Kini ummat manusia kembali dihadapkan pada kenyataan bahwa sistem
pendidikan modern yang sekuler (memisahkan kehidupan dunia dan agama) hanya tinggal menunggu waktu
kehancurannya. Indikasi banyaknya generasi yang hilang sudah dirasakan, baik di
negara – negara Barat, maupun di negara-negara yang mengadopsi sistem
pendidikan modern tersebut. Anak –anak muda sebagai penerus peradaban manusia
dimasa datang, tanpa semangat menatap masa depannya. Kekacauan kehidupan yang
dihadapinya akibat peradaban sekuler sangat mempengaruhi dan membuat mereka
gamang dalam hidup ini. Pada saat
itulah, sistem pendidikan Islami , sistim pendidikan yang kembali ke akar budaya dan agama , yang dapat
membawa manusia kembali ke fitrahnya ( back to basic ) sangat
dibutuhkan.
Kerisis Pendidikan
Pendidikan, oleh banyak orang dianggap
sebagai proses sosial yang teramat penting. Hal ini terungkap dalam jargon
sebagai ‘agent of social change’. Konsekuensinya, maju mundurnya suatu
bangsa tidak terlepas dari seberapa jauh
bangsa tersebut berhasil meningkatkan sumber daya manusia (SDM)-nya.

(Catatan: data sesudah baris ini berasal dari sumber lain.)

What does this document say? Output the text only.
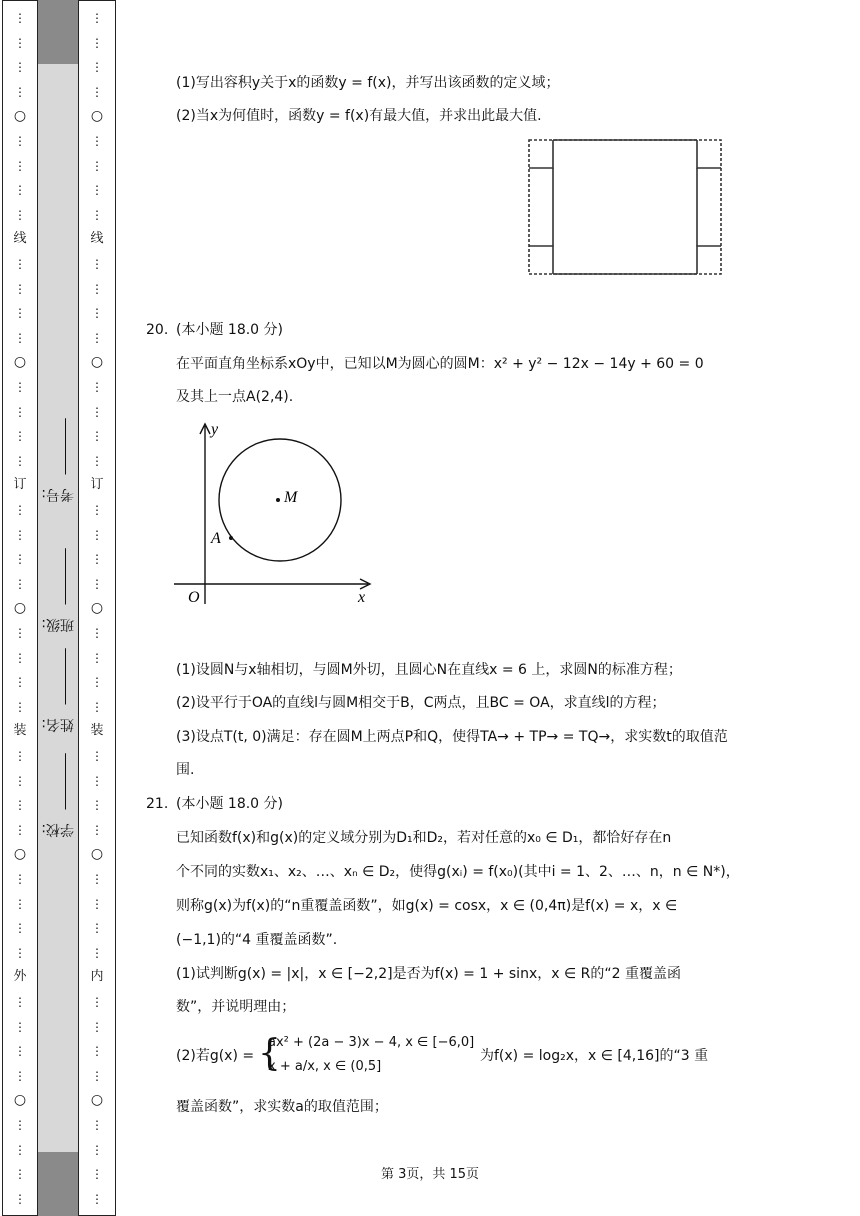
⋮
⋮
⋮
⋮
○
⋮
⋮
⋮
⋮
线
⋮
⋮
⋮
⋮
○
⋮
⋮
⋮
⋮
订
⋮
⋮
⋮
⋮
○
⋮
⋮
⋮
⋮
装
⋮
⋮
⋮
⋮
○
⋮
⋮
⋮
⋮
外
⋮
⋮
⋮
⋮
○
⋮
⋮
⋮
⋮
⋮
⋮
⋮
⋮
○
⋮
⋮
⋮
⋮
线
⋮
⋮
⋮
⋮
○
⋮
⋮
⋮
⋮
订
⋮
⋮
⋮
⋮
○
⋮
⋮
⋮
⋮
装
⋮
⋮
⋮
⋮
○
⋮
⋮
⋮
⋮
内
⋮
⋮
⋮
⋮
○
⋮
⋮
⋮
⋮
学校: ________
姓名: ________
班级: ________
考号: ________
(1)写出容积y关于x的函数y = f(x)，并写出该函数的定义域；
(2)当x为何值时，函数y = f(x)有最大值，并求出此最大值.
20. (本小题 18.0 分)
在平面直角坐标系xOy中，已知以M为圆心的圆M：x² + y² − 12x − 14y + 60 = 0
及其上一点A(2,4).
y
x
O
M
A
(1)设圆N与x轴相切，与圆M外切，且圆心N在直线x = 6 上，求圆N的标准方程；
(2)设平行于OA的直线l与圆M相交于B，C两点，且BC = OA，求直线l的方程；
(3)设点T(t, 0)满足：存在圆M上两点P和Q，使得TA→ + TP→ = TQ→，求实数t的取值范
围.
21. (本小题 18.0 分)
已知函数f(x)和g(x)的定义域分别为D₁和D₂，若对任意的x₀ ∈ D₁，都恰好存在n
个不同的实数x₁、x₂、…、xₙ ∈ D₂，使得g(xᵢ) = f(x₀)(其中i = 1、2、…、n，n ∈ N*)，
则称g(x)为f(x)的“n重覆盖函数”，如g(x) = cosx，x ∈ (0,4π)是f(x) = x，x ∈
(−1,1)的“4 重覆盖函数”.
(1)试判断g(x) = |x|，x ∈ [−2,2]是否为f(x) = 1 + sinx，x ∈ R的“2 重覆盖函
数”，并说明理由；
(2)若g(x) = {
ax² + (2a − 3)x − 4, x ∈ [−6,0]
x + a/x, x ∈ (0,5]
为f(x) = log₂x，x ∈ [4,16]的“3 重
覆盖函数”，求实数a的取值范围；
第 3页，共 15页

Pendidikan pada abad-21 ditandai
oleh pentingnya etika dan moral, meningkatnya peran profesionalisme, dan
orientasi pada desentralisasi. Pendidikan ke depan tidak saja atribut dan birokrasi kurikulum
pendidikan yang harus diubah, tetapi filsafat dan paradigma pendidikan selama ini
juga harus diubah. Kurikulum pendidikan dasar saat ini hanya menindas siswa.
Sebab paradigma pendidikan dilakukan dengan cara ‘baca, hafal, ingat’. Siswa dianggap sebagai tabungan, kepala siswa
diisi tabungan hafalan dan esok di tagih waktu ujian. Ini sangat membebani, membuat stress
hingga mereka menganggap sekolah mengerikan.

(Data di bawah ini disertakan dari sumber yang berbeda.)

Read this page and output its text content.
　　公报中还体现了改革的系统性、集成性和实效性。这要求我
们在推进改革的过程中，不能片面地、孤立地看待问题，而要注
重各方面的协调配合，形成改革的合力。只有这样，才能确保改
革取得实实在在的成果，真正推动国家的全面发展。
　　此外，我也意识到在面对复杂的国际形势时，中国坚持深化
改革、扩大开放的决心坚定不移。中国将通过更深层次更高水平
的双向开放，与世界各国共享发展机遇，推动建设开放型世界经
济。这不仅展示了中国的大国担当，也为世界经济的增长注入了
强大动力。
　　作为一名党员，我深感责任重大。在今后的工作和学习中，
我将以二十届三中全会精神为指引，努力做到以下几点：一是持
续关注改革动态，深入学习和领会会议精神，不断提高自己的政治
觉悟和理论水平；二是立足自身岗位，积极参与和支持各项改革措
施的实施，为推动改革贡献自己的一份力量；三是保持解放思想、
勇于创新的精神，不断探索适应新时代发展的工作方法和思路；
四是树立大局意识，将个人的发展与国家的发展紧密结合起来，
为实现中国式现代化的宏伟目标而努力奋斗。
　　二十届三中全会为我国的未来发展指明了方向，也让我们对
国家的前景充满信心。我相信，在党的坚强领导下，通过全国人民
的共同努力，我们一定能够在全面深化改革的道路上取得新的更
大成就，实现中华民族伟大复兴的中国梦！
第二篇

Memperbincangkan sistem pendidikan dinegeri ini, memang tidak pernah ada
habisnya. Hal ini mengingat kegagalan demi kegagalan yang menimpa sistem
pendidikan kita. Ada anekdot ganti mentri ganti kurikulum, ganti tahun
ganti buku. Bahkan banyak pakar yang telah menyatakan bahwa lonceng kematian
bagi pendidikan kita telah berbunyi (pernyataan ini dikemukakan Mochtar
Buchori, mantan Rektor IKIP Muhammadiyah Jakarta).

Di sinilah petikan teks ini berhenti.